Living with a Half Halt (warning...a serious post follows)

I'll be honest, I was grateful to see 2012 come to a close.  What a crazy year it was for me.  I was given my dream, my gorgeous mare. Spent months rehabbing her back into a healthy, fit, show horse.  Moved to a barn that will help us achieve our very lofty goals and FINALLY started dressage training.  I have everything a girl could possibly want.
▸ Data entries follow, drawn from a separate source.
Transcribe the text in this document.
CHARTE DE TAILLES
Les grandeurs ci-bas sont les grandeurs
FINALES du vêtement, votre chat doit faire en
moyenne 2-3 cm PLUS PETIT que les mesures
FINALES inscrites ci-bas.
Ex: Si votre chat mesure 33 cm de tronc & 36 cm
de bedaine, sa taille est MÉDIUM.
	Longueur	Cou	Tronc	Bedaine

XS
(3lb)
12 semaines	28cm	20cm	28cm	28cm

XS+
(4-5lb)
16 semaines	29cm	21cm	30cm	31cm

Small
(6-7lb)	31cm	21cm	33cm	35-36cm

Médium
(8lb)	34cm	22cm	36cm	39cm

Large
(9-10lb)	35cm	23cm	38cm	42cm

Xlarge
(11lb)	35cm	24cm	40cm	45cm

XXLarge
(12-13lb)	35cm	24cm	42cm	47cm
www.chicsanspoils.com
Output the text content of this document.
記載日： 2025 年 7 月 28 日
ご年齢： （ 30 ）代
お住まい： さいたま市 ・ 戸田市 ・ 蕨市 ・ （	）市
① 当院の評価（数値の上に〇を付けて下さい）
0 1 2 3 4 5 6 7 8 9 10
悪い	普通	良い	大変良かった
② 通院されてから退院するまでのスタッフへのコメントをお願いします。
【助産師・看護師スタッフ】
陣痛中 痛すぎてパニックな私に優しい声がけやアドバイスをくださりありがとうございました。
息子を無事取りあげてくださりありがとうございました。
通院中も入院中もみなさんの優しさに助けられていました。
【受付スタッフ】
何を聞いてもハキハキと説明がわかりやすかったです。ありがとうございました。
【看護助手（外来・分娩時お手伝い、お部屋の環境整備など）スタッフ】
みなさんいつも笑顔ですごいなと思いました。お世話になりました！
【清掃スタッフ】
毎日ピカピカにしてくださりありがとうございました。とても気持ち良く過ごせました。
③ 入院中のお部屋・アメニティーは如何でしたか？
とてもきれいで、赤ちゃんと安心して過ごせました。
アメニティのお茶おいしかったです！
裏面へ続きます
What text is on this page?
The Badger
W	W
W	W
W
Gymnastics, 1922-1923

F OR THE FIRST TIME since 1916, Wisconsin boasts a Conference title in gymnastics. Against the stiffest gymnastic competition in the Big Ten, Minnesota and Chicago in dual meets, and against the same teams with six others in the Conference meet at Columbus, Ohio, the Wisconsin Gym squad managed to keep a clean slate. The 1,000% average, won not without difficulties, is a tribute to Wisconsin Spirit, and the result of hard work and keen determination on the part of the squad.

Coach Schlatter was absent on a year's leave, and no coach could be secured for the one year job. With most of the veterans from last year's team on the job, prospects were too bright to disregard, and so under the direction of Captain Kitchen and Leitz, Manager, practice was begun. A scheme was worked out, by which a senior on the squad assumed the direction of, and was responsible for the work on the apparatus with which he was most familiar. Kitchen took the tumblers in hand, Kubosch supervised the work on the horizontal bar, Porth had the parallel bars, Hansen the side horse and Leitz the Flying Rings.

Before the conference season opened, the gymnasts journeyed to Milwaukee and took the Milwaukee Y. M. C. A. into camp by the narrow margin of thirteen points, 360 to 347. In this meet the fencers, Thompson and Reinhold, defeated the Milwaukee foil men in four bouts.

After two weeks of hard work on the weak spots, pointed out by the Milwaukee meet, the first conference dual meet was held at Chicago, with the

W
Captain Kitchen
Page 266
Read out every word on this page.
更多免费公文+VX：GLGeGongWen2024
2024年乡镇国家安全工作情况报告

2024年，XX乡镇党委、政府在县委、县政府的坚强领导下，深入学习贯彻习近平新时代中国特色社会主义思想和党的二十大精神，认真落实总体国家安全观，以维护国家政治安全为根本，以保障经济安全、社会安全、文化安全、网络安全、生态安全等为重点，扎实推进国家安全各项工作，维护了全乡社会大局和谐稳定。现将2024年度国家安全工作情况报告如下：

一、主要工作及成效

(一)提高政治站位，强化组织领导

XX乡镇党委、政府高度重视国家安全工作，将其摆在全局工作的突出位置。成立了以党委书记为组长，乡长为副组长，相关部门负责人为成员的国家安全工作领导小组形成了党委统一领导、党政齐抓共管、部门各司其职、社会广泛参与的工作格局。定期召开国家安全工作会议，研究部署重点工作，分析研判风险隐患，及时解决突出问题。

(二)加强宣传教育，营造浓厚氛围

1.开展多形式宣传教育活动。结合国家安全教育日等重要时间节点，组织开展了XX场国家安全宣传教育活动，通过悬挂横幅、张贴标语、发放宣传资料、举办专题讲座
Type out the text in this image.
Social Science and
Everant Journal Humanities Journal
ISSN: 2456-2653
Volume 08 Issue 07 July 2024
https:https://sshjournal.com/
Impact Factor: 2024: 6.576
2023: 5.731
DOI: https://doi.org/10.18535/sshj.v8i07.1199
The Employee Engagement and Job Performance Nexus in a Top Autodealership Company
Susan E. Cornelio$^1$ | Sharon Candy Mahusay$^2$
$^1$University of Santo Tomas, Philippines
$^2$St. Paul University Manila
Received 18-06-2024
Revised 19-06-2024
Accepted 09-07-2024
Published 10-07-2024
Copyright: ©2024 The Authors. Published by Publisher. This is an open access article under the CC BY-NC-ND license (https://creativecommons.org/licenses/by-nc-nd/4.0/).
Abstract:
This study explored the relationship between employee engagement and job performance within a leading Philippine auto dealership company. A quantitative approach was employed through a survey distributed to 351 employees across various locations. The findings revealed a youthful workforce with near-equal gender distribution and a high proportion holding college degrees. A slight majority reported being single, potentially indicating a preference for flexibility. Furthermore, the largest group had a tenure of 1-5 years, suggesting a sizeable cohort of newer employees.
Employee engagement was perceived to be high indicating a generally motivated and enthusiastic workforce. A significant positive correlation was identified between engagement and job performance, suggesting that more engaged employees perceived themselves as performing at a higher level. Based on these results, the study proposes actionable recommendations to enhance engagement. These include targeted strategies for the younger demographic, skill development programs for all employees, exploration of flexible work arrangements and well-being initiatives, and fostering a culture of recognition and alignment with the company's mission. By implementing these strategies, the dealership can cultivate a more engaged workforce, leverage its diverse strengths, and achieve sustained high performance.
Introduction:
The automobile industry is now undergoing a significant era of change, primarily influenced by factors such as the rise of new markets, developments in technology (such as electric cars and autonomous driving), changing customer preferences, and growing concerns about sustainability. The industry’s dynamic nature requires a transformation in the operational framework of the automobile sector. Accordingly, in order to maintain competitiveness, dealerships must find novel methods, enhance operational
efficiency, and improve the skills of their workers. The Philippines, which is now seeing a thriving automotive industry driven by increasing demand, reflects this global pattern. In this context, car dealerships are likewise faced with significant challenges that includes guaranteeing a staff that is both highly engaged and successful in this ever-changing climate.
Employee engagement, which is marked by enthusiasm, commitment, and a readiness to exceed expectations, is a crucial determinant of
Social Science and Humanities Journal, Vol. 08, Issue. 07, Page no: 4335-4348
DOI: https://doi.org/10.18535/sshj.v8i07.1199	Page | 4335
Except that last year, my years of aches and pains, constant icing of joints, downing advil, and making excuses for why I couldn't do something, was diagnosed.   I now know that I live with Psoriatic Arthritis.  It first attacked my lower spine, then my ankles, then hands, then fingers.  No wonder sitting the trot and trying to get a horse that's heavy in the bridle off of my hand was so much more difficult that it should have been!

Tightening the girth, buckling the bridle, even picking hooves was and is a struggle.  Holding just a single set of reins, not to mention two sets is a challenge.  Once I can close my fingers down around them, I have the strength to hold them, but opening them back up, even to just shorten them takes an incredible amount of concentration.  Reminding myself to relax my lower back sometimes just doesn't work.  On bad days, the muscles just don't release, at all.  Those are the days that I am most embarrassed of my disease. You can hide the fact that your hands hurt by pushing through it, sucking it up and concentrating and making jokes about it while tacking up .  You can't hide a locked spine when you ride. You just look like the mess you already feel like inside.


All of this carries over to daily life activities.  Washing my hair, brushing my teeth, putting on makeup, opening bottles, putting gas in my car, grating cheese, even typing on my keyboard.  All normal activities I took for granted only 5 years ago.

I won't even go into the crazy side effects of the drugs I must take...but some days it seems the pharmaceutical companies have a sick sense of humor.  Nausea helps create some pretty silly 20 metre circles!

So, for 2013 I have decided to stop hiding my disease.  I will let my friends, family and yes, even my trainer, know that I am hurting and some days need some extra help.  I'll enter the ring with my head held high, and will do my best to halt and salute at X, even if it takes me a few more seconds than it should to lift my head back up and readdress my reins.   I have decided that from now on, this disease is just a half halt.  It's my little reminder throughout the day to slow down, make a slight transition, and listen to what my body is telling me. With a little help, I can still reach my goals.